Figure 1. Genome-Wide Promoter Analysis Reveals the Association of LSD1 with a Broad Gene Activation Program.

(A) Scatter plot of LSD1 recruitment to human gene promoters is shown. E₂-induced MCF7 cells were profiled on the Hu20K array by ChIP-DSL. Three biological replicates were used to derive enriched promoters at p<0.0001 (red), shown in comparison with intergenic genomic sequences as negative controls (yellow).
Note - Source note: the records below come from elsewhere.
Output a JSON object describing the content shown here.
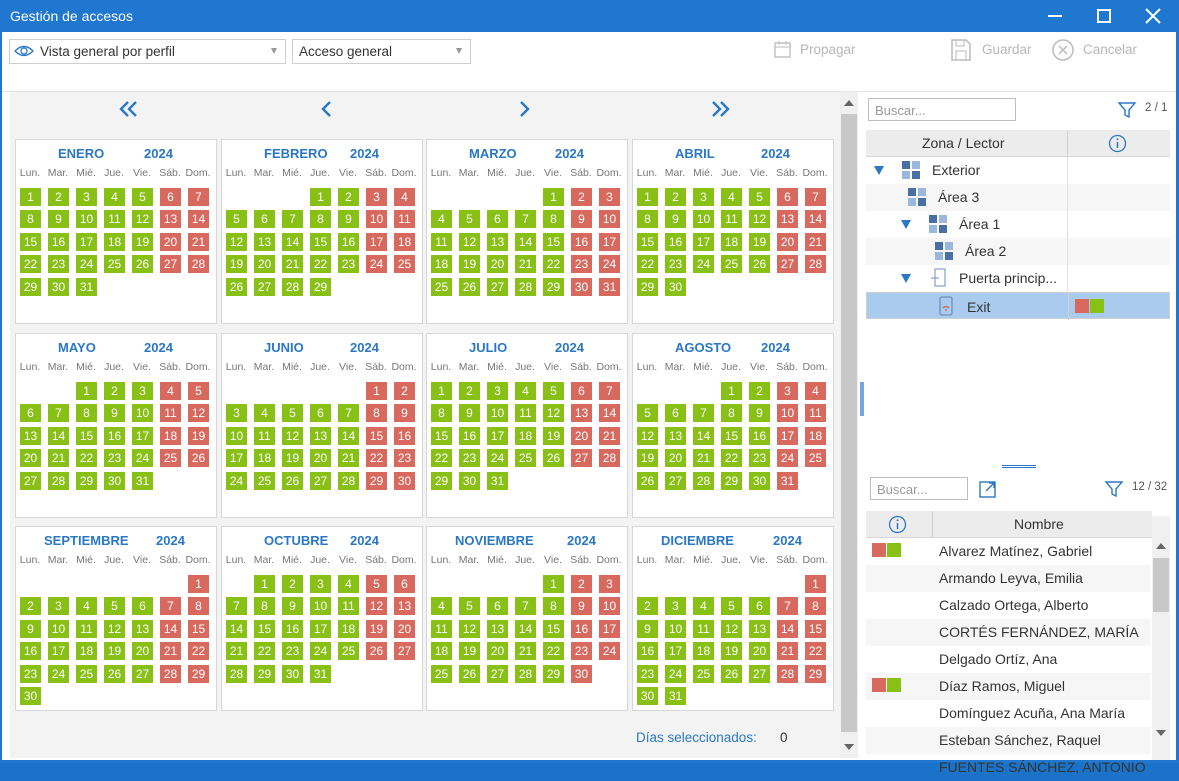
{
  "window": {
    "title": "Gestión de accesos"
  },
  "toolbar": {
    "view_select": "Vista general por perfil",
    "access_select": "Acceso general",
    "propagate": "Propagar",
    "save": "Guardar",
    "cancel": "Cancelar"
  },
  "calendar": {
    "weekdays": [
      "Lun.",
      "Mar.",
      "Mié.",
      "Jue.",
      "Vie.",
      "Sáb.",
      "Dom."
    ],
    "year": "2024",
    "months": [
      {
        "name": "ENERO",
        "offset": 0,
        "days": 31,
        "red": [
          6,
          7,
          13,
          14,
          20,
          21,
          27,
          28
        ]
      },
      {
        "name": "FEBRERO",
        "offset": 3,
        "days": 29,
        "red": [
          3,
          4,
          10,
          11,
          17,
          18,
          24,
          25
        ]
      },
      {
        "name": "MARZO",
        "offset": 4,
        "days": 31,
        "red": [
          2,
          3,
          9,
          10,
          16,
          17,
          23,
          24,
          30,
          31
        ]
      },
      {
        "name": "ABRIL",
        "offset": 0,
        "days": 30,
        "red": [
          6,
          7,
          13,
          14,
          20,
          21,
          27,
          28
        ]
      },
      {
        "name": "MAYO",
        "offset": 2,
        "days": 31,
        "red": [
          4,
          5,
          11,
          12,
          18,
          19,
          25,
          26
        ]
      },
      {
        "name": "JUNIO",
        "offset": 5,
        "days": 30,
        "red": [
          1,
          2,
          8,
          9,
          15,
          16,
          22,
          23,
          29,
          30
        ]
      },
      {
        "name": "JULIO",
        "offset": 0,
        "days": 31,
        "red": [
          6,
          7,
          13,
          14,
          20,
          21,
          27,
          28
        ]
      },
      {
        "name": "AGOSTO",
        "offset": 3,
        "days": 31,
        "red": [
          3,
          4,
          10,
          11,
          17,
          18,
          24,
          25,
          31
        ]
      },
      {
        "name": "SEPTIEMBRE",
        "offset": 6,
        "days": 30,
        "red": [
          1,
          7,
          8,
          14,
          15,
          21,
          22,
          28,
          29
        ]
      },
      {
        "name": "OCTUBRE",
        "offset": 1,
        "days": 31,
        "red": [
          5,
          6,
          12,
          13,
          19,
          20,
          26,
          27
        ]
      },
      {
        "name": "NOVIEMBRE",
        "offset": 4,
        "days": 30,
        "red": [
          2,
          3,
          9,
          10,
          16,
          17,
          23,
          24,
          30
        ]
      },
      {
        "name": "DICIEMBRE",
        "offset": 6,
        "days": 31,
        "red": [
          1,
          7,
          8,
          14,
          15,
          21,
          22,
          28,
          29
        ]
      }
    ],
    "selected_days_label": "Días seleccionados:",
    "selected_days_value": "0",
    "colors": {
      "allowed": "#88c016",
      "denied": "#d8695e",
      "accent": "#2a78c5"
    }
  },
  "zones": {
    "search_placeholder": "Buscar...",
    "count": "2 / 1",
    "col_zone": "Zona / Lector",
    "rows": [
      {
        "label": "Exterior"
      },
      {
        "label": "Área 3"
      },
      {
        "label": "Área 1"
      },
      {
        "label": "Área 2"
      },
      {
        "label": "Puerta princip..."
      },
      {
        "label": "Exit"
      }
    ]
  },
  "people": {
    "search_placeholder": "Buscar...",
    "count": "12 / 32",
    "col_name": "Nombre",
    "rows": [
      {
        "name": "Alvarez Matínez, Gabriel"
      },
      {
        "name": "Armando Leyva, Emilia"
      },
      {
        "name": "Calzado Ortega, Alberto"
      },
      {
        "name": "CORTÉS FERNÁNDEZ, MARÍA"
      },
      {
        "name": "Delgado Ortíz, Ana"
      },
      {
        "name": "Díaz Ramos, Miguel"
      },
      {
        "name": "Domínguez Acuña, Ana María"
      },
      {
        "name": "Esteban Sánchez, Raquel"
      },
      {
        "name": "FUENTES SÁNCHEZ, ANTONIO"
      }
    ]
  }
}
Weighted average is visualized on a single experiment scatter plot. (B) Scatter plot of a non relevant antibody profiled on the Hu20K array by ChIP-DSL is shown. Two biological replicates were used. (C) Number and percentage of LSD1⁺ promoters on the Hu20K array at different statistical cutoffs are shown. (D) ChIP/qPCR analysis of 17 LSD1⁺ and 8 LSD1⁻ randomly selected promoters in E₂-stimulated MCF7 cells is shown. The data are the average of three replicates, and error bars represent ± standard error mean. (E) Venn diagram of LSD1⁺ and Pol II⁺ promoters obtained by ChIP-DSL is shown. Only promoters with reliable signal intensities in both profiling experiments were included in the comparison. (F) ChIP/qPCR analysis of Pol II recruitment on selected LSD1⁺ and LSD1⁻ promoters in E₂-stimulated MCF7 cells is shown. The data are the average of three replicates, and error bars represent ± standard error mean. (G) Correlation of gene expression (light blue) with promoter occupancy (dark blue) is shown and includes histone modification marks (DiMeH3K4 and AcH3K9) as well as Pol II and LSD1, which were profiled in E₂-induced MCF7 cells. Only genes included in both promoter- and expression-profiling arrays and reliably scored in all measurements were used to construct the binary map by unsupervised hierarchical clustering analysis. (H) LSD1⁺ genes classified by mRNA expression status are shown.